A Fondo
Miércoles 19 de Agosto de 2015

La ausencia de docentes en el fútbol infantil

Edgardo Comar / De la Redacción de UNO
ecomar@uno.com.ar


Hoy, hablar de asombro sería mentir. A decir verdad ya no me sorprende nada a esta altura. Sí tomo mis precauciones como padre de un hijo en edad escolar, que eligió la práctica del fútbol como esparcimiento en sus ratos libres. Más allá de que sigo de cerca sus pasos, acompañándolo a las prácticas y también cuando tiene algún partidito, sé que puedo estar tranquilo el día que no pueda acompañarlo. Tengo el pleno convencimiento de que estará bajo muy buena custodia; bien cuidado. Poco me interesa si corrige su disparo de izquierda, derecha, si perfecciona su cabezazo o en su circunstancial condición de arquero volea bien o corta los centros con precisión. En el núcleo del que es parte hay docentes que le enseñan valores más útiles que un gol. Los mismos se emparentan con el respeto, los buenos modales. 

Soy un convencido de que en el fútbol infantil se necesitan maestros -no hago referencia al del colegio- por encima de técnicos. Hoy, con mucho desagrado, en mi condición de periodista, leo también comentarios en las redes sociales destacando el éxito o el fracaso de un resultado. “Ganamos y vamos por más”. “Qué pena, perdimos por penales”. “Estamos en semifinales y vamos por el campeonato”. “Dale campeón...dale campeón”, son algunas de las frases reiteradas en un  micrófono abierto y cuanto medio otorgue libertad de expresión a los que dicen o creen ser responsables de un equipo compuesto por niños cuyas edades no superan los siete, ocho, nueve, diez años. Lo peor, muchos se consideran descubridores o formadores de talentos. ¡Por favor! 

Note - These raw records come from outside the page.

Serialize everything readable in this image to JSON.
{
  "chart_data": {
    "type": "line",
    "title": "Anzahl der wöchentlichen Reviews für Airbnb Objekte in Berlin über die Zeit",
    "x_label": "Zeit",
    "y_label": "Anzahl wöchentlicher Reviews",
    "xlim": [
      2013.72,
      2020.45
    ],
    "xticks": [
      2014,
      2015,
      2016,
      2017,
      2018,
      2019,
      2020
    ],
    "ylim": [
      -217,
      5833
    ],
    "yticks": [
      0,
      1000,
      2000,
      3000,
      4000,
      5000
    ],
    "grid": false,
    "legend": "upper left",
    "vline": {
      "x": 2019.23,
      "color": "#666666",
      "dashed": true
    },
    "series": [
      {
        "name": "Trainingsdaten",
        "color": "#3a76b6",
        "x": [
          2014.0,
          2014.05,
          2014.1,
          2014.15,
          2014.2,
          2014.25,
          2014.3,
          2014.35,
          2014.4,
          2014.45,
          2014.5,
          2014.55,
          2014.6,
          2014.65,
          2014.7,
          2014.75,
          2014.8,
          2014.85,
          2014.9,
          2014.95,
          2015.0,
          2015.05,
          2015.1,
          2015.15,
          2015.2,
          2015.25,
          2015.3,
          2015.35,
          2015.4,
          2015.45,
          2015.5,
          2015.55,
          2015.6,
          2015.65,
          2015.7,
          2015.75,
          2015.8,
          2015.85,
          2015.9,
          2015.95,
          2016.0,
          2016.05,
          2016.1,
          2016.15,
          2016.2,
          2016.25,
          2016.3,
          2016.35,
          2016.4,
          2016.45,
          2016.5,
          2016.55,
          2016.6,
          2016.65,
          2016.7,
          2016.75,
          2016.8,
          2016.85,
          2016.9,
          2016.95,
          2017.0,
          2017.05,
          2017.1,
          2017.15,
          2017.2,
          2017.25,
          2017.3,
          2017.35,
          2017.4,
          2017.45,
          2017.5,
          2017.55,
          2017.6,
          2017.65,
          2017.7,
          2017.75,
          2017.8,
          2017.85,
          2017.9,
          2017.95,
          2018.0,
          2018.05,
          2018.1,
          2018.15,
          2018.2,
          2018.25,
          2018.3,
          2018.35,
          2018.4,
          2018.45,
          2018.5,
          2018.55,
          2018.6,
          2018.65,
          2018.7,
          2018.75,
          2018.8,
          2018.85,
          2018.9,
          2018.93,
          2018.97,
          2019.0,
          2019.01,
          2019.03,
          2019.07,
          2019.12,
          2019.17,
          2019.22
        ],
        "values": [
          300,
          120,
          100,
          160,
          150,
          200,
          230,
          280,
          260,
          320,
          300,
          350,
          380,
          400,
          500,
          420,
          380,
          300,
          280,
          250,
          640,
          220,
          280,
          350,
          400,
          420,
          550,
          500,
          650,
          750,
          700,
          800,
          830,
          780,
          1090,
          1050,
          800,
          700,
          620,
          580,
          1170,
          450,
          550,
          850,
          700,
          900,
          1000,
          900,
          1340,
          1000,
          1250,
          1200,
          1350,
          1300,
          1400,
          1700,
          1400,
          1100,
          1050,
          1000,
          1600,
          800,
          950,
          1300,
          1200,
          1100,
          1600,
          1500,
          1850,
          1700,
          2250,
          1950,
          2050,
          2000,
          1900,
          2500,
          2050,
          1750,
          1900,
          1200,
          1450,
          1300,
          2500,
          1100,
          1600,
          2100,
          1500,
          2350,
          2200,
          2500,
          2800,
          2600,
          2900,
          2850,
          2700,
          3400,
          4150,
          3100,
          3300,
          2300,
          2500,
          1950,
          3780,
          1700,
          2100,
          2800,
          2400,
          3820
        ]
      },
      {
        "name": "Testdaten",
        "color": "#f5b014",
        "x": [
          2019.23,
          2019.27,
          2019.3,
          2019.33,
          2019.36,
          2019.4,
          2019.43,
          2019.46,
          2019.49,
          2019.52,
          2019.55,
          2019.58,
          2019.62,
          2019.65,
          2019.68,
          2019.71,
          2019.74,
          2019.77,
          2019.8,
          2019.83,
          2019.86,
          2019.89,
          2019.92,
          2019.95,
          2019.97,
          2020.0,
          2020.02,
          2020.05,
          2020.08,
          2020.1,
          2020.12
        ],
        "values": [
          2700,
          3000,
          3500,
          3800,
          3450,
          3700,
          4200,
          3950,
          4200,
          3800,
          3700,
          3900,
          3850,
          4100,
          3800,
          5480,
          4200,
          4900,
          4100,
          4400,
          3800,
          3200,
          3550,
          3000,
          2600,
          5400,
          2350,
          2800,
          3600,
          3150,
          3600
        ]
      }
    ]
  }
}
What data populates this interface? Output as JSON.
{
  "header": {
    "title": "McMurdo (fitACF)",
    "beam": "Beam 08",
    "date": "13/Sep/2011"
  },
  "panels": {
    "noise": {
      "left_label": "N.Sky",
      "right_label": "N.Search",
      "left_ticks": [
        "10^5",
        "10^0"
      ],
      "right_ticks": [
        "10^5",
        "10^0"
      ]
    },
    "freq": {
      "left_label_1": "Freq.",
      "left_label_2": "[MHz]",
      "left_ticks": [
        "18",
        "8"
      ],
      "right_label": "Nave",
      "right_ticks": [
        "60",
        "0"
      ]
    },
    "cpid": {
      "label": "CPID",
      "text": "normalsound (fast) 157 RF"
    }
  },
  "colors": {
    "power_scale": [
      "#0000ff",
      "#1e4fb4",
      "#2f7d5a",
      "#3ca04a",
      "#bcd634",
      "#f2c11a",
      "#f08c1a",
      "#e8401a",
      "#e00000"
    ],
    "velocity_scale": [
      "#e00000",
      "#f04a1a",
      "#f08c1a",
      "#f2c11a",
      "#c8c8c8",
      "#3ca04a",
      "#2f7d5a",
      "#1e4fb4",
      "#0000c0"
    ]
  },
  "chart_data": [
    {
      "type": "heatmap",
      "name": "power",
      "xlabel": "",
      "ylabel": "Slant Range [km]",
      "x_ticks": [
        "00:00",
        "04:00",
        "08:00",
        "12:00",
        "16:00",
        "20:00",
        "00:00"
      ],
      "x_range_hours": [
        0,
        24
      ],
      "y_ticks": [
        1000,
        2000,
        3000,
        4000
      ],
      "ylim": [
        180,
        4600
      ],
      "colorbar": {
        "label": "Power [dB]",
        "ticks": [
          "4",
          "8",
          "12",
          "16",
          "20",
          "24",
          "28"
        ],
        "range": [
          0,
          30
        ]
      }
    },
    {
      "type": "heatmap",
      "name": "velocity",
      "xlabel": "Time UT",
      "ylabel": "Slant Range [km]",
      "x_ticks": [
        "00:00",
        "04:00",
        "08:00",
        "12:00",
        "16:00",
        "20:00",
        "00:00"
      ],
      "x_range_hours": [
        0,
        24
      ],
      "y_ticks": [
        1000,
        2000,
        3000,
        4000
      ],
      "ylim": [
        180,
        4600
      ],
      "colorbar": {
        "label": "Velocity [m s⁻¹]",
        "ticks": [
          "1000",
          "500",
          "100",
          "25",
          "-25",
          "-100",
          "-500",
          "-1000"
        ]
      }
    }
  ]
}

Detrás de esa carcasa de DT, hay un tipo discriminador que en el afán de obtener un triunfo poco le importa el precio a pagar. No le interesa nada dejar sin participar a algunos chicos dentro de una cancha... “porque los que están adentro juegan mejor”. Aquellos que agrupan a lo más potenciados en el Equipo A y a otros que no lo son tanto en el Equipo B no se dan cuenta del daño moral que le hacen a los pequeños. Diplomados los que marcan: “Los titulares por acá y el resto por allá”. Son los mismos grandes sabedores futboleros que le indican a sus dirigidos que cuando van ganando por poco margen “tienen que hacer tiempo, para defender el resultado”. Pobres aquellos faltos de cultura y educación que le hacen ver a los purretes que los que están con otra camiseta son rivales, cuando seguramente muchos de ellos comparten horas jugando en la plaza del barrio o en el patio de un mismo establecimiento educativo.

No pido que le enseñen a perder a los chicos, solamente reclamo que le inculquen la importancia de divertirse corriendo detrás de una pelota. Hoy tengo la sensación de que son los mayores los que no comprenden que el fútbol o cualquier deporte infantil se trata de un juego en el que ganar o perder es una simple circunstancia que no debe dejar espacio para el fervor exagerado y menos aún para el drama.

Señores padres a la hora de seleccionar un club, entidad o escuelita para sus hijos, no miren los resultados que vienen logrando. Interiorísense bajo la responsabilidad o irresponsabilidad de quiénes estarán sus chicos. Privilegien docentes y no técnicos.